Apple blossom syrup and pond dipping

Ms Kabitsch's "Bluetenmenues" (Flower menus) continue to fascinate and the tedium of mowing the back garden lawn brought the first flowering apple tree to my notice.

Whilst MS Kabitsch recommends harvesting flowers shortly after the morning's dew has evaporated (by a young virgin in a diaphanous gown as an optional extra), my weekends tend to start somewhat later. In order to preserve the floriferous splendour of the tree, I harvested only one flower per flower head, yet still accumulated a good bowl full.

The petals were stripped from the flowers, placed in a jar and then had 60%w/w boiling sugar solution poured over them. They were left to perfuse in the sealed jar for a couple of days. A quick taste in the evening already detected a subtle flavour, though not quite the apple fruit expected.
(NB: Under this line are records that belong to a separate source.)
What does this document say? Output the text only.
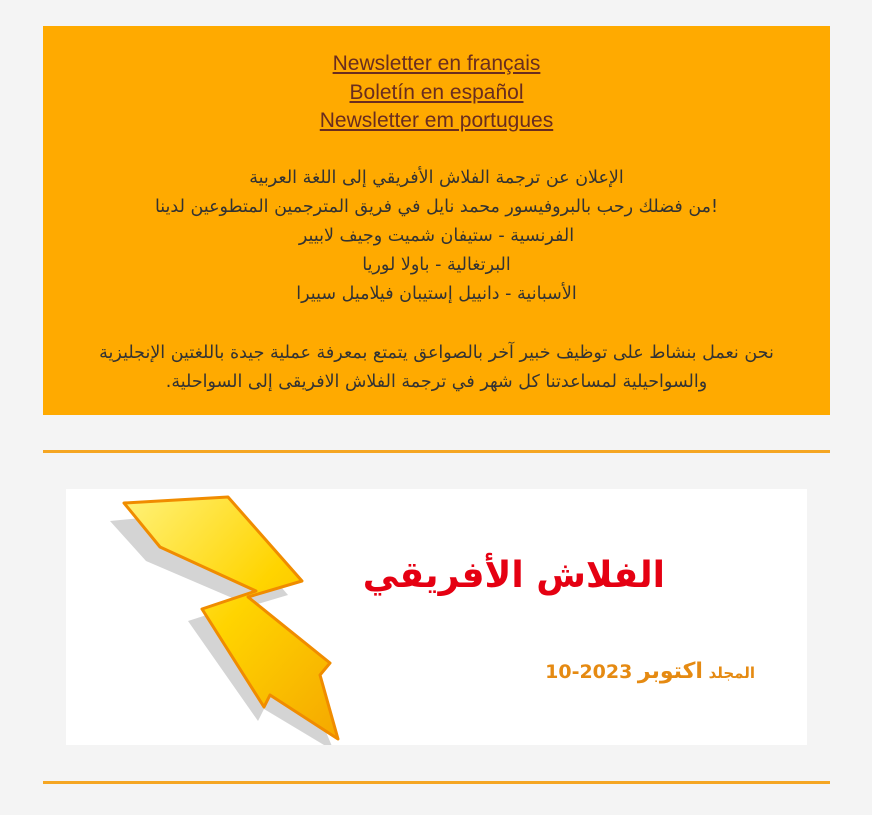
Newsletter en français
Boletín en español
Newsletter em portugues

الإعلان عن ترجمة الفلاش الأفريقي إلى اللغة العربية

!من فضلك رحب بالبروفيسور محمد نايل في فريق المترجمين المتطوعين لدينا

الفرنسية - ستيفان شميت وجيف لابيير

البرتغالية - باولا لوريا

الأسبانية - دانييل إستيبان فيلاميل سييرا

نحن نعمل بنشاط على توظيف خبير آخر بالصواعق يتمتع بمعرفة عملية جيدة باللغتين الإنجليزية والسواحيلية لمساعدتنا كل شهر في ترجمة الفلاش الافريقى إلى السواحلية.

الفلاش الأفريقي
المجلد اكتوبر 2023-10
Later the in the afternoon, we accepted the invitation of Ms Fletcher and Mr Snoswell for some pond dipping in their garden. It was a most fecund water feature, with a profusion of water plants and frog spawn, rams horn snails and dragonfly nymphs. Smooth newts slithered across and feasted on the frogspawn like miniature antediluvian monsters.
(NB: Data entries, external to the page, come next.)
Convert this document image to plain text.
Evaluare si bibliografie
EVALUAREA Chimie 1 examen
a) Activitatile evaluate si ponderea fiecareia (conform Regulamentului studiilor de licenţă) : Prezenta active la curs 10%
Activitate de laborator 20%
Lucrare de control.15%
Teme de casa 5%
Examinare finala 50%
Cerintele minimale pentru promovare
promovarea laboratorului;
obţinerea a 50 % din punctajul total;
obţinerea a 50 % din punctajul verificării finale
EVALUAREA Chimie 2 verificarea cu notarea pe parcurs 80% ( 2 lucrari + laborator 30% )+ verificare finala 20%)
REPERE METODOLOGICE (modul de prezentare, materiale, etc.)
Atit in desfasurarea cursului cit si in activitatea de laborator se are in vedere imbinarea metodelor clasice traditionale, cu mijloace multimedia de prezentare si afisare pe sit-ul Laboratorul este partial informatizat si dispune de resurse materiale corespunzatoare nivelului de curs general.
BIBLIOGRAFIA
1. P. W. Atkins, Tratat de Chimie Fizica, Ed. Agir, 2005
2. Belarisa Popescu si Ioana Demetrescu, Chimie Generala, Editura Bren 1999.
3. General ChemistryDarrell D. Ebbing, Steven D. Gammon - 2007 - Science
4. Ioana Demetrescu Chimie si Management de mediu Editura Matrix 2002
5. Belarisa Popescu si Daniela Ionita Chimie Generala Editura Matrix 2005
What intrigued Ms Flemming however, was a colony of 2 to 4mm white rods that slowly migrated up and down with the light but were to small to identify by eye. I had brought along my microscope for precisely this purpose. At 80x magnification, the organisms were revealed to be elongated motile ciliated beings.

The Herren Stebler and Krauter's identification guide "Das Leben im Wassertropfen" pointed to a likely candidate, a giant single celled ciliate Spirostomum ambiguum. This could be confused with planarians but for one vital feature, S. ambiguum could swim forwards AND backward, a feature frequently displayed in Ms Flemings specimens.

Ms Ann Bishop FRS wrote an extensive article on S. ambiguum, its culture and physiology in 1923, in the Quarterly Journal of Microscopical Science 1923 s2-67: 391-434, "Some Observations Upon Spirostomum ambiguum (Ehrenberg)".

You can find an excellent picture of S. ambiguum on Dr Ralf Wagner's page of ciliates.